Is that the total amount they have spent?

†The MINISTER OF PUBLIC HEALTH:

We pay half of the expenditure, and in the case of venereal diseases two-thirds. The hon. member for Cape Town (Central) (Mr. Jagger) has asked about plague. I made an exhaustive statement to the House a few weeks ago which was printed in the papers. The only new thing I can add is that while in that statement I indicated that there was very strong suspicion of plague in the vicinity of Port Elizabeth, that suspicion has been confirmed now. There has been an outbreak of plague among rodents in the immediate vicinity of Port Elizabeth.

†Mr. MARWICK:

A paper written by the secretary for Public Health and read before the Imperial Social Hygiene Congress at Wembley in October, 1925, has been referred to by the hon. member for Lydenbnrg (Mr. Nieuwenhuize). I wonder whether the Minister could account for some of the extraordinary statements made in that paper, that seem to be widely at variance with one's observation of the spread of venereal disease among natives. The secretary for Public Health said—

Taking the native population of South Africa as a whole it cannot be said that venereal diseases are a really serious menace.

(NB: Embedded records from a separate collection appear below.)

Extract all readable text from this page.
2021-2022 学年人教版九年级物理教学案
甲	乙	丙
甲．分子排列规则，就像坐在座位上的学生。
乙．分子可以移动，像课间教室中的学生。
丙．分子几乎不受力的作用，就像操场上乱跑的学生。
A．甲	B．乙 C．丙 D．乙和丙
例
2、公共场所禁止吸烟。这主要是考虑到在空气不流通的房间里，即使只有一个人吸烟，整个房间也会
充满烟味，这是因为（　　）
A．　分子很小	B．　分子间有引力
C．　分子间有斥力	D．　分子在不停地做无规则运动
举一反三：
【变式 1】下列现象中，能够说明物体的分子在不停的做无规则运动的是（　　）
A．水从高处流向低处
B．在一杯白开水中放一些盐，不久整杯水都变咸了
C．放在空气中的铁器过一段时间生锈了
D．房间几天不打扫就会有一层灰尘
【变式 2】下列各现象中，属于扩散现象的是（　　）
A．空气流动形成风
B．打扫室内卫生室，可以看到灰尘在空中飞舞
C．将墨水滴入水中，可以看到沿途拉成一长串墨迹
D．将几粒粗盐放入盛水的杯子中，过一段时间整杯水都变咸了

This was a paper that received a wide publicity. It was read before the Imperial Social Hygiene Congress. The secretary for Public Health estimated that the highest rate for natives in any part of the Union was under 3 per cent. It seems to me that without a very much wider survey, authoritative statements such as this should not go out to the world. From a very intimate knowledge of the native districts I venture to say that nobody yet knows even the approximate extent to which venereal disease is spreading amongst the natives, because the natives do not come under clinical observation at all. The number of natives who come under any observation at the hands of European medical officers is only a tithe of the total. I quite agree there is a good deal of exaggeration on the part of people as to the alarming extent to which disease actually does prevail, but on the other hand I think it is dangerous for our responsible health officer to make the statement that the highest rate reached by the natives in any part of the Union is under 3 per cent. I am sure further examination of this subject on any methodical scale would prove that statement to be altogether too optimistic. In the Medical Journal for November, 1926, Sir Edward Thornton publishes a paper on the French medical services for natives and draws a comparison between the diseases that prevail among natives there and the diseases that prevail in South Africa. Could the Minister tell us whether he has carefully considered the desirability of introducing native medical services in this country somewhat after the pattern of the French medical services? Can the Minister tell us who has been appointed to succeed Dr. Fernandez as port health officer at Durban?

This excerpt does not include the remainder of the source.